Excepto el pollo, pon todos los ingredientes de la marinada en el vaso de la batidora y tritura hasta que quede una salsa suave. Rectifica de sal, y vierte sobre los filetes de pollo, que habrás colocado en un bol o tartera. Tapa y mete en la nevera al menos una hora. Por supuesto, estará mucho más sabroso si lo dejas hecho la noche anterior. Prueba la marinada antes de echar el pollo. El sabor debe tener “punch”, como está de moda decir en los concursos gastronómicos televisivos. Has de sentir la acidez de las limas, el picante de las guindillas, y el “umami” (je je, hoy estoy pedante) de la salsa Worcester.

En el momento de hacer las fajitas, retira la marinada del pollo escurriendo los filetes con las manos. No es necesario que los dejes totalmente limpios, pero sí que retires la mayor parte de la marinada, porque no queremos que se cuezan.

Verduras
Retira la base y tallo de los pimientos, así como todas las pepitas, y córtalos también en tiras finas, como de un centímetro de grosor.

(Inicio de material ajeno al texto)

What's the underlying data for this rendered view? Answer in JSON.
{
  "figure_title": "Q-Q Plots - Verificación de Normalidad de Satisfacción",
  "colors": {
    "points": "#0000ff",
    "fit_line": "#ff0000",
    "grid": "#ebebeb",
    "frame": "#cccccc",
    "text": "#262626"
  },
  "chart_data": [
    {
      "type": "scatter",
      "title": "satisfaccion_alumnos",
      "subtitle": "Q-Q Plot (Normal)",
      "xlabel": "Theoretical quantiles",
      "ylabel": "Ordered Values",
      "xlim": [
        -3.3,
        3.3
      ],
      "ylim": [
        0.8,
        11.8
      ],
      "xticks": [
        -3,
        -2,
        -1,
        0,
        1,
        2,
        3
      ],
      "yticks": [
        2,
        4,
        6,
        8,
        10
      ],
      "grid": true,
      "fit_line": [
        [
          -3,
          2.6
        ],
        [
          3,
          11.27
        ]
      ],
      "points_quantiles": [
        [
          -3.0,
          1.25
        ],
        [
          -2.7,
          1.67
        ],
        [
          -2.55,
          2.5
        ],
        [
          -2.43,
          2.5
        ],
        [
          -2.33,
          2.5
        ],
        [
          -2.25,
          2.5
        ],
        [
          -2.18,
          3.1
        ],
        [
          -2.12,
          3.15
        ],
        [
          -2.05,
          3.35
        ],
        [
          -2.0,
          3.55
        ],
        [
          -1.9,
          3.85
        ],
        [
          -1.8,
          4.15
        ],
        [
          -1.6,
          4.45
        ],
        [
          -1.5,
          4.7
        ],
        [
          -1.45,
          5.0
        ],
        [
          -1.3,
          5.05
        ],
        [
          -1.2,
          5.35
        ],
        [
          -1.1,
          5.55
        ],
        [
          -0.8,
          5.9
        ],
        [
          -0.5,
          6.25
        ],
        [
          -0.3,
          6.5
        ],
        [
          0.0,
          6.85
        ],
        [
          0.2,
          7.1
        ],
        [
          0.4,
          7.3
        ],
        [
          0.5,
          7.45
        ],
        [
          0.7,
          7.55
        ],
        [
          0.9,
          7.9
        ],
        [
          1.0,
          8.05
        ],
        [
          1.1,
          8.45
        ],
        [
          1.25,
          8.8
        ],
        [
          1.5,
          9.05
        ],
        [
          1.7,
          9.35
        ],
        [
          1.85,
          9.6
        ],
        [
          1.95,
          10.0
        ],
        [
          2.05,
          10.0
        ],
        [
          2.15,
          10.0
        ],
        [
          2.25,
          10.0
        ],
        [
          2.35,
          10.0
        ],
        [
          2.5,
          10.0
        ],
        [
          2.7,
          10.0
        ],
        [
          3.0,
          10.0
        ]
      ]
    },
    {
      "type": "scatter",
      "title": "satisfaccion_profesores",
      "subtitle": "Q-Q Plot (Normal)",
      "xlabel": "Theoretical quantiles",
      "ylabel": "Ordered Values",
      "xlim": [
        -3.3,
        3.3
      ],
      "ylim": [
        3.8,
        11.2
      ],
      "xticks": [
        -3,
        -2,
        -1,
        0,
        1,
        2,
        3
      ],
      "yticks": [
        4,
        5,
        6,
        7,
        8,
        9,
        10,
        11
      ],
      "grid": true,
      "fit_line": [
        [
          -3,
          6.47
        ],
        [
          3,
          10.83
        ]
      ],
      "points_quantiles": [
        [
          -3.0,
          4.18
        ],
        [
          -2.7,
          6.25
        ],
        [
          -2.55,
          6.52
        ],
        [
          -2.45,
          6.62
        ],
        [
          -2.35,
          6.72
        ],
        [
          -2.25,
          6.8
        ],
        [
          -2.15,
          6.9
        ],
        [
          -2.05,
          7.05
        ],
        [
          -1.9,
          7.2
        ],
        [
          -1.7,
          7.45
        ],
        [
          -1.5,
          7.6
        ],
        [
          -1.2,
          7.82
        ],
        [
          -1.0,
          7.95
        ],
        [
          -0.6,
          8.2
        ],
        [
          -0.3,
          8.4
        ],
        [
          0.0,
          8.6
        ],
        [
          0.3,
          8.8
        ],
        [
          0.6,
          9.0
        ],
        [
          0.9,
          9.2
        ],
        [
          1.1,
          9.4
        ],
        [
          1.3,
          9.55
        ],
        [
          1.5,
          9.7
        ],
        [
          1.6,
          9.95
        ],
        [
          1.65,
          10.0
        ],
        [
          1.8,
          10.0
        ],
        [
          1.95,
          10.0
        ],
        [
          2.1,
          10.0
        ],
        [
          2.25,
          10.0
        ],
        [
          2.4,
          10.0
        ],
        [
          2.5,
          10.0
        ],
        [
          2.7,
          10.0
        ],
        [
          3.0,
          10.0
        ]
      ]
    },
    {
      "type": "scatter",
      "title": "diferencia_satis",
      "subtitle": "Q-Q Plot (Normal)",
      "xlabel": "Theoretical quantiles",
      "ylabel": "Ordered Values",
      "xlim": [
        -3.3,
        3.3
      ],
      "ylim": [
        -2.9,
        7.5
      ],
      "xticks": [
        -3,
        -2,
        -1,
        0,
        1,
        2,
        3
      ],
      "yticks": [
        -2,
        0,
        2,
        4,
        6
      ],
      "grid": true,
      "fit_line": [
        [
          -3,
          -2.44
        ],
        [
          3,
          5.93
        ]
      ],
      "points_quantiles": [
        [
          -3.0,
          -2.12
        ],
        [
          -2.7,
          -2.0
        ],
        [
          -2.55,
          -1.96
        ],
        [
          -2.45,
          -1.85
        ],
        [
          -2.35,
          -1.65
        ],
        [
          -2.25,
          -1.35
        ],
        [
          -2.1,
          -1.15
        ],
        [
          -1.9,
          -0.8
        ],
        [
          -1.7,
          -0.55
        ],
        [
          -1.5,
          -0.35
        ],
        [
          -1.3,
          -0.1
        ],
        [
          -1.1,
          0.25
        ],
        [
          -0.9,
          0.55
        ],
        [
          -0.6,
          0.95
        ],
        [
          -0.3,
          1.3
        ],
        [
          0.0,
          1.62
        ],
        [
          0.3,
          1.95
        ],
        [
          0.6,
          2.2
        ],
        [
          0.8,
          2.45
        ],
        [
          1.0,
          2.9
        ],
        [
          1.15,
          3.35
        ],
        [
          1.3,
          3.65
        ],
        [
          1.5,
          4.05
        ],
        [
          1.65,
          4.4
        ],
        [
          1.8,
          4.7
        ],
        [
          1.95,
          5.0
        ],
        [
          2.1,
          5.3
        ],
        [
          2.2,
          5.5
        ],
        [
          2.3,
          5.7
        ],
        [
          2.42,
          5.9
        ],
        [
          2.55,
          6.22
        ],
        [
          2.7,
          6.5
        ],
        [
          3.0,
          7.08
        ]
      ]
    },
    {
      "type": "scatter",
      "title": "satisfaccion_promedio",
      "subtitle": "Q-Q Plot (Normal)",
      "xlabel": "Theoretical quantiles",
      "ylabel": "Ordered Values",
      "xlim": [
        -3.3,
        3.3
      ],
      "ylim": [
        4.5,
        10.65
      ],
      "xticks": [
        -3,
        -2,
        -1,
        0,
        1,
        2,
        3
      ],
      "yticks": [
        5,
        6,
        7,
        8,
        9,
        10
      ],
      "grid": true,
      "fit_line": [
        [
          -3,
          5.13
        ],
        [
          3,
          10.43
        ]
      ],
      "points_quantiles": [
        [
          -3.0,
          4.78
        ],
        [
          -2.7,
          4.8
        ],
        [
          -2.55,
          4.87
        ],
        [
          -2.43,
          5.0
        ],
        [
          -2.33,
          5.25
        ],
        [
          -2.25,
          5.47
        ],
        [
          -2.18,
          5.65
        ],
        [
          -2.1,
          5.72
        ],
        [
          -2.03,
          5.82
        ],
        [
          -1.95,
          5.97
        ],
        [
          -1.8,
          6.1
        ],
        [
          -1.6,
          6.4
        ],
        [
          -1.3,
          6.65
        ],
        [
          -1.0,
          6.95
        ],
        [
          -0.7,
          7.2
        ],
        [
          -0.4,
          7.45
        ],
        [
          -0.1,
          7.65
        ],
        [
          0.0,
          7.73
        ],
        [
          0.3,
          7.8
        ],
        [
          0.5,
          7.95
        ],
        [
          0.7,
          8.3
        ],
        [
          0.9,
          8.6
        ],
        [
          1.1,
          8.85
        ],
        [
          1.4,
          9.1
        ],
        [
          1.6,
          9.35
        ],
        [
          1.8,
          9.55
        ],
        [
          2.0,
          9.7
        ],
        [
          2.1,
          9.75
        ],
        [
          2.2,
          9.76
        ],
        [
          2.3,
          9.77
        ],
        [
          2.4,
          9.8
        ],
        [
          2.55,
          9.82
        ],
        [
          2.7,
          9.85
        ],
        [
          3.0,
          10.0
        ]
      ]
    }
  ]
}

Pela la cebolla, pártela por la mitad, y córtala en rodajas también de un cm más o menos.

Pon a calentar una parrilla o sartén pesada y gruesa, dejando a la vista la superficie acanalada. Añade un poco de aceite, y echa el pollo (es posible que tengas que hacerlo en dos tandas). Remueve al principio para que no se quede pegado, y déjalo hacer unos minutos. Dale la vuelta y termina de cocinarlo. Resérvalo en una bandeja. Añade un poco de aceite a la parrilla y cocina los pimientos y la cebolla a fuego vivo, sin remover constantemente. Interesa que se vayan ennegreciendo y cogiendo el sabor tostado.

Cuando estén casi hechos, puedes ir calentando las tortillas en una sartén sin aceite, dejándolas unos 15 segundos de cada lado, y cubriéndolas con un trapo al sacarlas para que no pierdan el calor.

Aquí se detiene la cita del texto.